The wings have other benefits, Michels says. First off, they tend to hide the needle, reducing the fear response that needles often initiate.

Second, when the device presses against the skin, the user initially feels the wings, which make a much bigger impression than the needle. “When they feel the arms on the skin, they will not feel the needle going in,” Michels says.

That’s particularly helpful for young people with a new diagnosis, Michels says. “They are often scared of the needle, but Steady Shot obscures the sight of the needle, without impairing the injection.”

Third, moving the injections around the body is better for the skin, and easier on the user, he says. “We do this multiple times a day, and that can produce fat globules and scarring. Any way we can spread the injection around should give the skin a rest and reduce these side effects while allowing us to receive our lifesaving medicine.”

Photo: An injection needle with two plastic wings around the needle.

Unlike some injection innovations, Steady Shot relies on no moving parts. The “wings” bunch up the skin to ensure that insulin is injected into fat, not muscle. Photo courtesy of Steady Shot

Michels benefited from several business plan competitions while at UW–Madison. What helped most, however, was Discovery to Product, or D2P, a program to help university students, faculty and staff evaluate promising ideas and usher them toward the market.

D2P funding supported creation of the Steady Shot mold, and the group provided contacts at professional networks. “They connected me with UW Health, which helped me understand the lay of the land in the hospital. I thought initially this could be used inpatient in the hospital for all sorts of injections, but they convinced me it would be best for outpatients, for self-injectors.”

D2P also provided a link to business mentors, Michels added. “They helped me select the best part of market to tackle first, and talked about the lean startup model. When I started, I was completely in the dark. I did not know anything about entrepreneurship; I was starting at ground level.”
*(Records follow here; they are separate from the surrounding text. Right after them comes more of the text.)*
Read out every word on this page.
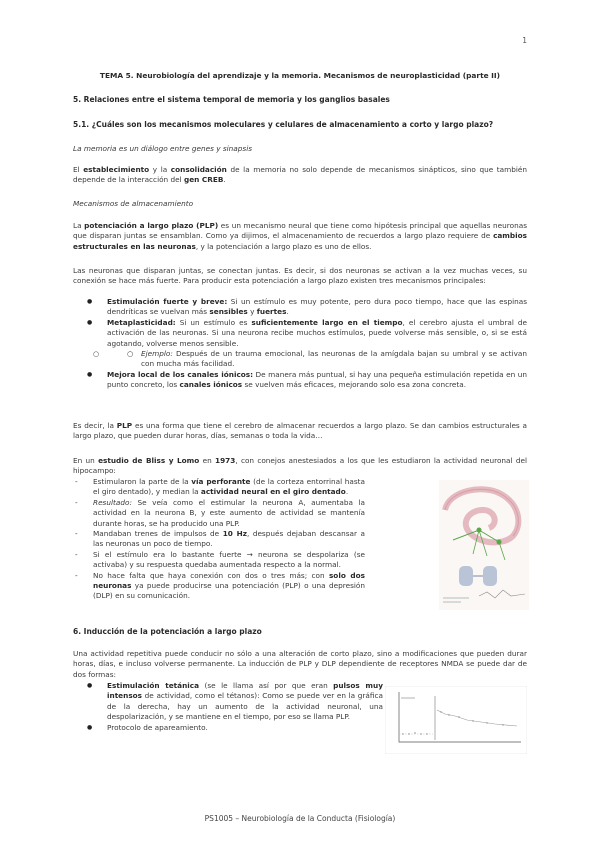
1
TEMA 5. Neurobiología del aprendizaje y la memoria. Mecanismos de neuroplasticidad (parte II)
5. Relaciones entre el sistema temporal de memoria y los ganglios basales
5.1. ¿Cuáles son los mecanismos moleculares y celulares de almacenamiento a corto y largo plazo?
La memoria es un diálogo entre genes y sinapsis

El establecimiento y la consolidación de la memoria no solo depende de mecanismos sinápticos, sino que también depende de la interacción del gen CREB.

Mecanismos de almacenamiento

La potenciación a largo plazo (PLP) es un mecanismo neural que tiene como hipótesis principal que aquellas neuronas que disparan juntas se ensamblan. Como ya dijimos, el almacenamiento de recuerdos a largo plazo requiere de cambios estructurales en las neuronas, y la potenciación a largo plazo es uno de ellos.

Las neuronas que disparan juntas, se conectan juntas. Es decir, si dos neuronas se activan a la vez muchas veces, su conexión se hace más fuerte. Para producir esta potenciación a largo plazo existen tres mecanismos principales:

● Estimulación fuerte y breve: Si un estímulo es muy potente, pero dura poco tiempo, hace que las espinas dendríticas se vuelvan más sensibles y fuertes.
● Metaplasticidad: Si un estímulo es suficientemente largo en el tiempo, el cerebro ajusta el umbral de activación de las neuronas. Si una neurona recibe muchos estímulos, puede volverse más sensible, o, si se está agotando, volverse menos sensible.
○ ○ Ejemplo: Después de un trauma emocional, las neuronas de la amígdala bajan su umbral y se activan con mucha más facilidad.
● Mejora local de los canales iónicos: De manera más puntual, si hay una pequeña estimulación repetida en un punto concreto, los canales iónicos se vuelven más eficaces, mejorando solo esa zona concreta.

Es decir, la PLP es una forma que tiene el cerebro de almacenar recuerdos a largo plazo. Se dan cambios estructurales a largo plazo, que pueden durar horas, días, semanas o toda la vida…

En un estudio de Bliss y Lomo en 1973, con conejos anestesiados a los que les estudiaron la actividad neuronal del hipocampo:

- Estimularon la parte de la vía perforante (de la corteza entorrinal hasta el giro dentado), y median la actividad neural en el giro dentado.
- Resultado: Se veía como el estimular la neurona A, aumentaba la actividad en la neurona B, y este aumento de actividad se mantenía durante horas, se ha producido una PLP.
- Mandaban trenes de impulsos de 10 Hz, después dejaban descansar a las neuronas un poco de tiempo.
- Si el estímulo era lo bastante fuerte → neurona se despolariza (se activaba) y su respuesta quedaba aumentada respecto a la normal.
- No hace falta que haya conexión con dos o tres más; con solo dos neuronas ya puede producirse una potenciación (PLP) o una depresión (DLP) en su comunicación.
6. Inducción de la potenciación a largo plazo

Una actividad repetitiva puede conducir no sólo a una alteración de corto plazo, sino a modificaciones que pueden durar horas, días, e incluso volverse permanente. La inducción de PLP y DLP dependiente de receptores NMDA se puede dar de dos formas:

● Estimulación tetánica (se le llama así por que eran pulsos muy intensos de actividad, como el tétanos): Como se puede ver en la gráfica de la derecha, hay un aumento de la actividad neuronal, una despolarización, y se mantiene en el tiempo, por eso se llama PLP.
● Protocolo de apareamiento.
PS1005 – Neurobiología de la Conducta (Fisiología)
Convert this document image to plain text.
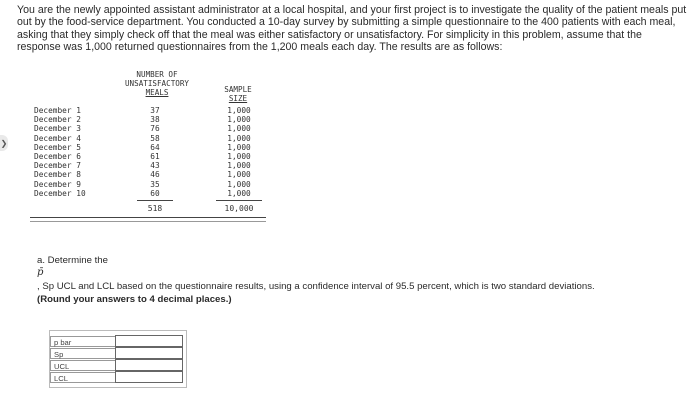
❯
You are the newly appointed assistant administrator at a local hospital, and your first project is to investigate the quality of the patient meals put out by the food-service department. You conducted a 10-day survey by submitting a simple questionnaire to the 400 patients with each meal, asking that they simply check off that the meal was either satisfactory or unsatisfactory. For simplicity in this problem, assume that the response was 1,000 returned questionnaires from the 1,200 meals each day. The results are as follows:
NUMBER OF
UNSATISFACTORY
MEALS	SAMPLE
SIZE
December 1
December 2
December 3
December 4
December 5
December 6
December 7
December 8
December 9
December 10
37
38
76
58
64
61
43
46
35
60
1,000
1,000
1,000
1,000
1,000
1,000
1,000
1,000
1,000
1,000
518	10,000
a. Determine the
p̄
, Sp UCL and LCL based on the questionnaire results, using a confidence interval of 95.5 percent, which is two standard deviations.
(Round your answers to 4 decimal places.)
p bar
Sp
UCL
LCL
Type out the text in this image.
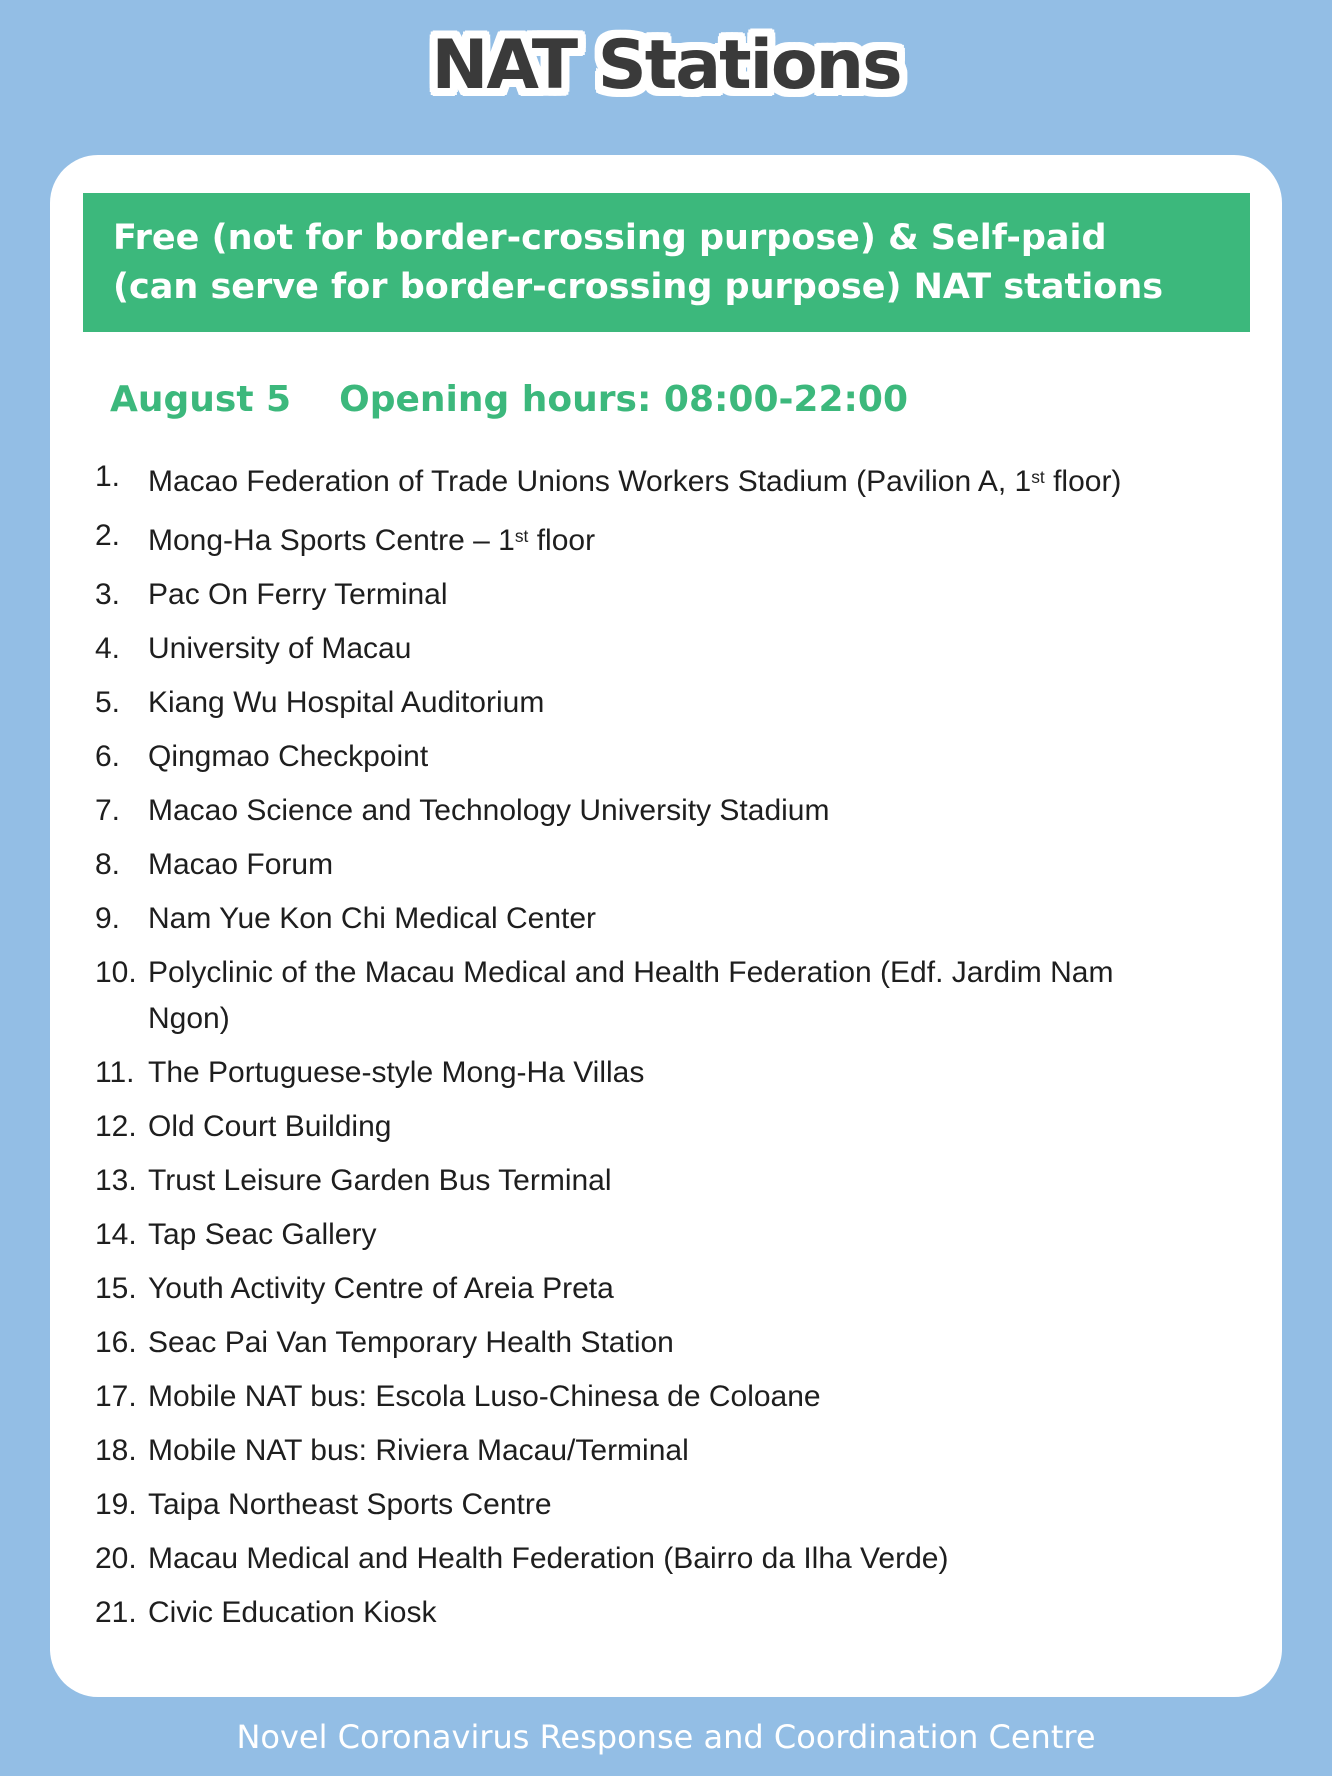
NAT Stations
Free (not for border-crossing purpose) & Self-paid
(can serve for border-crossing purpose) NAT stations
August 5 Opening hours: 08:00-22:00
1. Macao Federation of Trade Unions Workers Stadium (Pavilion A, 1st floor)
2. Mong-Ha Sports Centre – 1st floor
3. Pac On Ferry Terminal
4. University of Macau
5. Kiang Wu Hospital Auditorium
6. Qingmao Checkpoint
7. Macao Science and Technology University Stadium
8. Macao Forum
9. Nam Yue Kon Chi Medical Center
10. Polyclinic of the Macau Medical and Health Federation (Edf. Jardim Nam
Ngon)
11. The Portuguese-style Mong-Ha Villas
12. Old Court Building
13. Trust Leisure Garden Bus Terminal
14. Tap Seac Gallery
15. Youth Activity Centre of Areia Preta
16. Seac Pai Van Temporary Health Station
17. Mobile NAT bus: Escola Luso-Chinesa de Coloane
18. Mobile NAT bus: Riviera Macau/Terminal
19. Taipa Northeast Sports Centre
20. Macau Medical and Health Federation (Bairro da Ilha Verde)
21. Civic Education Kiosk
Novel Coronavirus Response and Coordination Centre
On Monday, Michels launched a crowd-funding campaign at Indiegogo. “The most surprising part of the journey was how long things take,” he says. “You think, ‘I have this really simple device, it’s plastic, one piece.’ You think you could get market instantly but that hasn’t been the case. But now is the time. We’re really happy with the reviews and testimonials we’re getting. This simple device solves real problems.”